2. Uluslararası ESEP Kongresi: Bilim, Doğa ve Tarih Bir Arada
Dr. Cemil KURT
Geçtiğimiz hafta, 2. Uluslararası ESEP (Eğitim Bilimleri ve Etkili Uygulamalar) Kongresi'ne katılmak üzere Kapadokya'ya, Nevşehir'e yolculuk ettim. Kongre, sadece bilimsel açıdan değil, aynı zamanda katılımcılara sunduğu doğal güzellikler ve tarihi atmosferle de bir şenlik havası taşıdı. Eğitim alanındaki en önemli buluşlardan bazılarına ev sahipliği yapan bu etkinlik, tam beş gün boyunca yurt içi ve yurt dışından onlarca akademisyen, Milli Eğitim Bakanlığı Merkez Teşkilatından uzmanlar ile Taşra Teşkilatından uygulayıcılar ve yüzlerce araştırmacıyı bir araya getirdi.
Kongrenin düzenlendiği üniversite ve kongre alanı, katılımcılara mükemmel bir ortam sundu. Kapadokya Üniversitesi’nin Mustafapaşa Kampüsü, hem fiziksel olarak etkileyici hem de teknolojik olarak tam donanımlıydı. Ayrıca, ikamet edilen yerler de son derece konforlu ve katılımcıların rahatça vakit geçirebilmesi için her detay düşünülmüştü. Eğitimdeki en yeni gelişmeleri tartışan oturumlar ve paylaşılan deneyimler, kongreyi neredeyse bir bilim şenliğine dönüştürdü. Kongrede, eğitimde sürdürülebilirlik ve inovasyon gibi kritik konularda derinlemesine tartışmalar yapıldı. Katılımcıların paylaştığı projeler, bu alanlarda ne kadar önemli adımlar atıldığını gösterdi.

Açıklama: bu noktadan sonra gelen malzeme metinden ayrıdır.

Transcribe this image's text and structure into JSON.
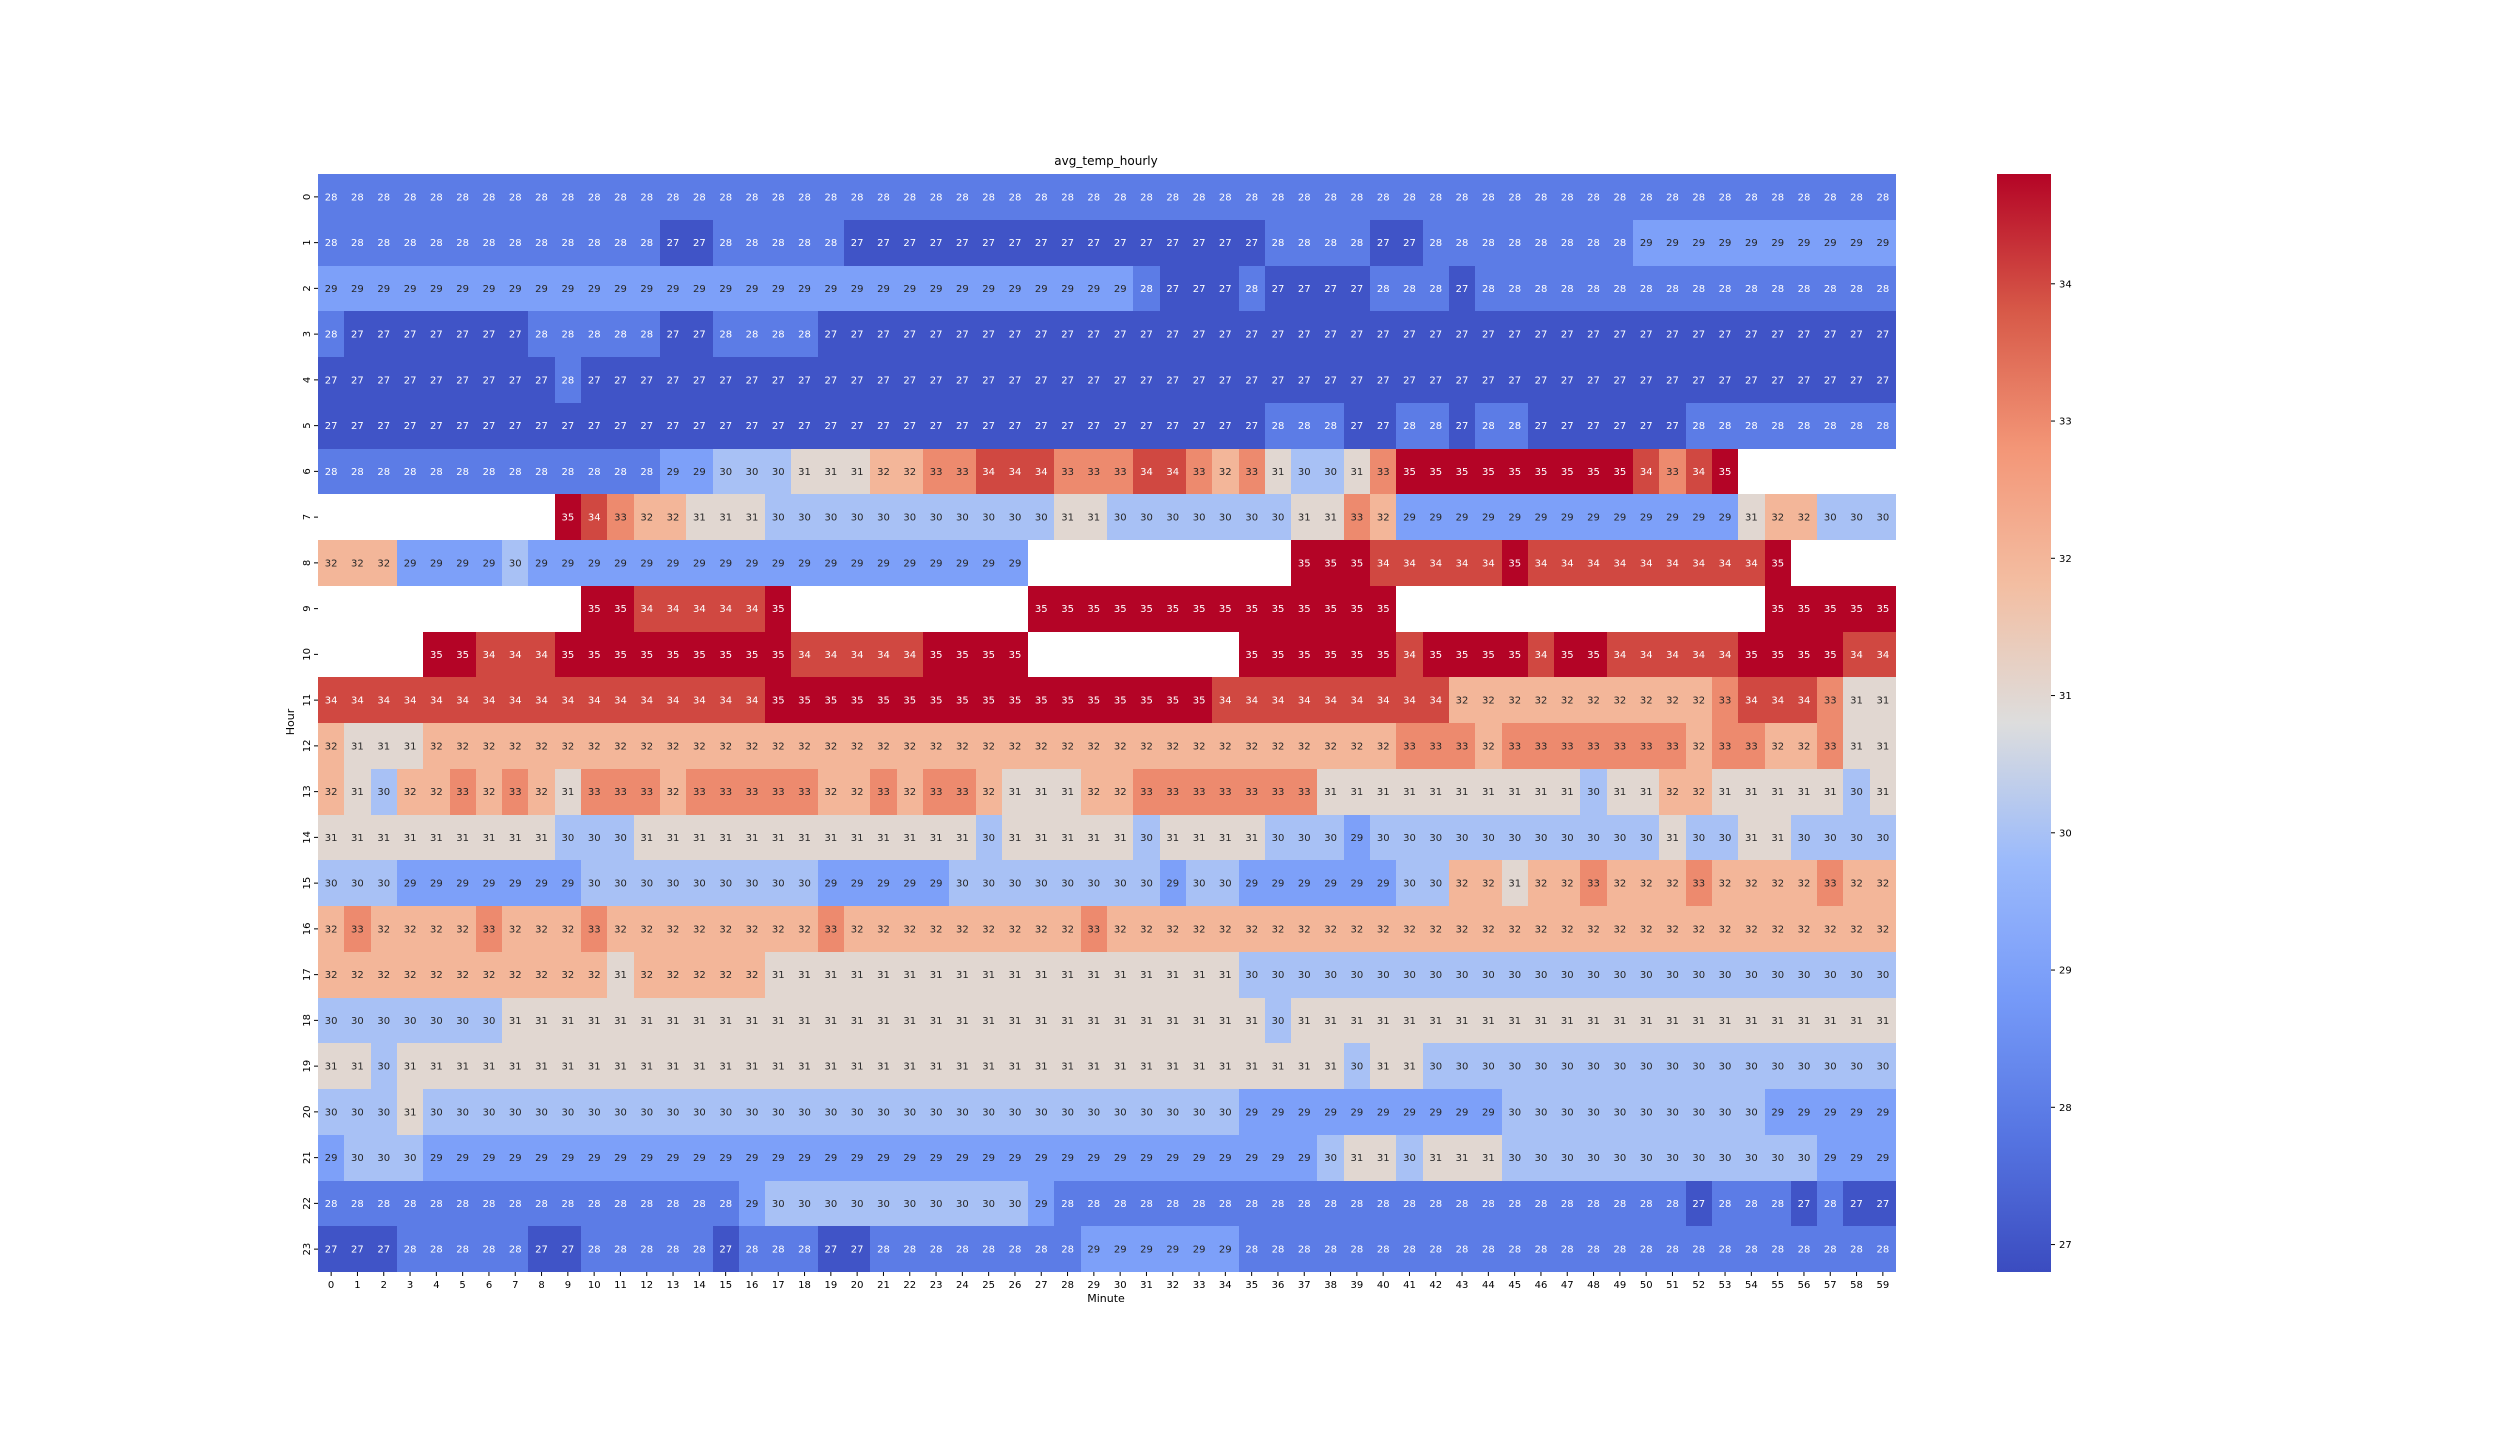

Ben de kongrede iki bildiriyle yer aldım ve hem kendi çalışmalarımı sunma hem de başkalarının katkılarını dinleme fırsatı buldum. Kongreye katılmak, özellikle eğitimde inovatif yaklaşımların nasıl daha etkili hale getirilebileceği konusunda yeni bakış açıları edinmeme yardımcı oldu. Eminim diğer katılımcılar benzer kazanımlar içerisinde olmuştur. Her şeyin mükemmel bir şekilde organize edilmesi, bilimsel disiplinin öne çıktığı ve katılımcıların sürekli olarak etkileşimde bulunduğu bir ortam yaratmıştı.
Bu başarının arkasındaki isimlerden biri de kongreyi düzenleyen LEGADDER Genel Başkanı Gökhan Arıkan'dır. Arıkan’ın liderliğinde, kongreye olan katkıların her bir detayı özenle planlanmış ve titizlikle uygulanmış. Ayrıca, Çukurova Üniversitesine, Kapadokya Üniversitesine ve düzenleme komitesindeki tüm arkadaşlara, emeği geçen herkese teşekkürlerimi sunuyorum. Böyle kapsamlı ve düzenli bir organizasyonda yer almak, hem katılımcılar hem de organizatörler için unutulmaz bir deneyim olmuştu.
Kongrenin arka planındaki organizasyonun bu kadar etkili olmasının yanında, Kapadokya’nın eşsiz doğası ve tarihi atmosferi de etkileyiciydi. Göreme’nin benzersiz peri bacaları ve Mustafapaşa’nın tarihi dokusu, bilimsel bir etkinliğin sadece akademik boyutunu değil, aynı zamanda kültürel ve tarihi zenginliklerini de katılımcılara sunmuş oldu.
Sonuç olarak, 2. Uluslararası ESEP Kongresi, bilimsel paylaşımların ötesine geçerek, eğitim dünyasının geleceğini şekillendirecek yeni fikirlerin gelişmesine zemin hazırladı. Katılımcıların aktif yer aldığı, verimli ve dolu dolu geçen bu kongre, eğitim camiası için yeni umutlar ve fırsatlar sundu. Tüm bu başarıda emeği geçen herkese tekrar teşekkürlerimi sunuyor, gelecek yıllarda da bu tür organizasyonların artarak devam etmesini temenni ediyorum.